Durante o encontro, Valdemar comunicou que as duas vagas destinadas à disputa pelo Senado em Santa Catarina já estavam definidas: uma seria ocupada pelo vereador Carlos Bolsonaro (PL-RJ) e a outra reservada a um nome indicado pela federação formada entre União Brasil e PP (Partido Progressistas).
O presidente do PL ofereceu à deputada duas opções alternativas: candidatura a vice-governadora na chapa majoritária ou busca pela reeleição à Câmara, com a promessa de assumir a liderança da bancada do partido a partir de 2027. Caroline de Toni recusou ambas as propostas.
Embora ainda não tenha definido para qual legenda migrará, nomes como Republicanos e Avante aparecem entre as possibilidades consideradas pela parlamentar.
A decisão da Executiva Nacional do PL contrasta com manifestações anteriores favoráveis a uma chapa exclusivamente do partido para o Senado, composta por De Toni e Carlos Bolsonaro.

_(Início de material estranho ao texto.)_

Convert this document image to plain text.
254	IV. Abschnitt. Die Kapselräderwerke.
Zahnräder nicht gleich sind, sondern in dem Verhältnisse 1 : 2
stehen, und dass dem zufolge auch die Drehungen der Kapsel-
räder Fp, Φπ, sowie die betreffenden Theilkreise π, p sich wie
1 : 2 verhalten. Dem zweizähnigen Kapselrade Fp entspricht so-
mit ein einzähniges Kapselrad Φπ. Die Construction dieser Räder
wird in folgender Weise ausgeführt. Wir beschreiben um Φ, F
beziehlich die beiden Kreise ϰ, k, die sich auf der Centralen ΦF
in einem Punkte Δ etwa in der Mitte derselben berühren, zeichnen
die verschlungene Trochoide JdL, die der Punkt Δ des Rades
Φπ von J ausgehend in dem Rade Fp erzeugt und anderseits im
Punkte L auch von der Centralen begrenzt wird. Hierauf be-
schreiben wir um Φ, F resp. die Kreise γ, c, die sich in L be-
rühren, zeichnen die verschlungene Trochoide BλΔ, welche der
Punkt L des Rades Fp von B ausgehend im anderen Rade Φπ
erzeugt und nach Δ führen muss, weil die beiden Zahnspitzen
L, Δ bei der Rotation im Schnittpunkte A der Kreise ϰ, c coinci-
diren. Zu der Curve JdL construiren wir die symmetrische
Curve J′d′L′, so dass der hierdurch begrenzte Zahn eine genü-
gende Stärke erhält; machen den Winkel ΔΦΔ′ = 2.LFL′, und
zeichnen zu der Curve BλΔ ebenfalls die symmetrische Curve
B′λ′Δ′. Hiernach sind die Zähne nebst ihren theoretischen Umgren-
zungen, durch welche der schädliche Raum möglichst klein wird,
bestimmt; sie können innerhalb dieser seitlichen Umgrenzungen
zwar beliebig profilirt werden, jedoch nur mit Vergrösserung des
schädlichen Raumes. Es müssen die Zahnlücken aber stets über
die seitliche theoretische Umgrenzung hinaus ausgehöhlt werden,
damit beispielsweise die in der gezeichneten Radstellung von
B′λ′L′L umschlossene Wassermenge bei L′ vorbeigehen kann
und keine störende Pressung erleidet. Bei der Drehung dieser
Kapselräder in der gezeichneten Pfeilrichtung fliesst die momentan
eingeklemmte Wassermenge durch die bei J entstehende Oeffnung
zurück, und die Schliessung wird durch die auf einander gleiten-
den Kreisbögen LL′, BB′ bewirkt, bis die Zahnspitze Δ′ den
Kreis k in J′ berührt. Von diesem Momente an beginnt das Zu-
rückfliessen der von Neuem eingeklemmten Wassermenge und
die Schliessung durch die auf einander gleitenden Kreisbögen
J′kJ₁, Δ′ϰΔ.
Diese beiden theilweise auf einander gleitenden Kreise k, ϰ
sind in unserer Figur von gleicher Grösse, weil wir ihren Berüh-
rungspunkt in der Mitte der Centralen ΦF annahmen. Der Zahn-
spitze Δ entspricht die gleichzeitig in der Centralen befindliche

O governador de Santa Catarina, Jorginho Mello (PL), que também comanda o diretório estadual, havia declarado publicamente na terça-feira, 3 de fevereiro, durante agenda em Brasília, que respaldaria a candidatura da deputada.
Com a saída anunciada por Caroline de Toni, o apoio oficial do PL em Santa Catarina deve ser direcionado ao senador Esperidião Amin (PP), atual ocupante da vaga.
Segundo informações apuradas, os presidentes nacionais do União Brasil, Antônio Rueda, e do PP, Ciro Nogueira, exerceram pressão para que uma das candidaturas ao Senado fosse garantida à federação. Ambos teriam alertado o PL de que, em caso de insistência em lançar chapa própria, apoiariam um concorrente ao governo estadual contra Jorginho Mello.
O deputado Fábio Schiochet (União Brasil-SC), que coordena a federação União Brasil-PP em Santa Catarina, afirmou que o PL teria até o final de fevereiro para optar entre De Toni e Carlos Bolsonaro. Caso não haja definição, os partidos da federação indicaram que respaldarão o prefeito de Chapecó, João Rodrigues (PSD), na disputa pelo governo do estado.